AA doesn’t get it. A seat that has no more pitch or other benefits except that it is “up front” and I can potentially board earlier (and sit in an uncomfortable seat longer before take-off) isn’t more value. If the seat comfort isn’t going to change, do I really care if it’s up front or in the back? Well, maybe I do if I’m on a cranky old MD-80. Does it afford me more opportunity for overhead space? No, not really. Despite reports to the contrary, it’s just not that hard to find overhead space. Sure, the bins are more crowded but you can still access them.
If anything, it’s the jokers who put their luggage up front and then take their seat in back that annoy me.
But I’ll gladly pay for more seat pitch and a generally more comfortable seat. I’d gladly pay $20 / segment to gain 2 more inches of pitch alone. And I can already get that on an airline of my choice in most cases. For the prices AA is offering for this “service” you can more often than not get an Airtran business class upgrade. You can get more seat pitch and more service on Frontier. You can get more seat space on jetBlue. Southwest Airlines’ fee for priority boarding affords me a real opportunity to choose one of the best seats in a 737 for a cheaper price and you can bet I’ll have bin space on the SWA flight no matter what since they aren’t fools and charge exorbitant fees for baggage checking.
Perhaps this might have some appeal to a business traveler but I don’t think such a fee is going to be reimbursed as an expense.
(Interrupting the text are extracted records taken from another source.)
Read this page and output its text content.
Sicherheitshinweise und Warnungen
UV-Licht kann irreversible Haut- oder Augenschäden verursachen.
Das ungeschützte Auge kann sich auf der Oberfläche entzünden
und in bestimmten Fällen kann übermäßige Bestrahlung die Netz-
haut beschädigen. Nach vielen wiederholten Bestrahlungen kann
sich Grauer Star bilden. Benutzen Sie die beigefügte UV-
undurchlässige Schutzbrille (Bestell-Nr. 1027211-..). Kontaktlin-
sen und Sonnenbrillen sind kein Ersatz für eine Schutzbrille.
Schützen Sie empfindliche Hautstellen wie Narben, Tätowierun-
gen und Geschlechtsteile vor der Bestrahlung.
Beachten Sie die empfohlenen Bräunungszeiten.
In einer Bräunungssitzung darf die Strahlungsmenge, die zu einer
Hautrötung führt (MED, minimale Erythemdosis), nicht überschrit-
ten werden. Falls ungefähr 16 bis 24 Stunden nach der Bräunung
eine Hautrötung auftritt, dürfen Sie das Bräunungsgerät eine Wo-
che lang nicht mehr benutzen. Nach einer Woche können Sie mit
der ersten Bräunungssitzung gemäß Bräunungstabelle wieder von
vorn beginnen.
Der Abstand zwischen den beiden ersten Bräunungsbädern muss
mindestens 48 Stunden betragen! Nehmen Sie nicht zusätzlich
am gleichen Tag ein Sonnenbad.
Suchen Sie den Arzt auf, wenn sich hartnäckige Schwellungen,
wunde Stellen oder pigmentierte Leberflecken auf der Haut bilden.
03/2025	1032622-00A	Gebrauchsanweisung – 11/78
That certainly wouldn’t fly at my company, a major aerospace and defense firm.
How about a $25 fee that A) gets you a exit aisle seat and B) *guarantees* your checked luggage arrives with you? That might be particularly attractive to AA flyers.
At the end of the day, for any traveler except the most extravagant, it’s money that can be better spent elsewhere. And if you are that extravagant, you’re probably getting an upgrade to first class anyway.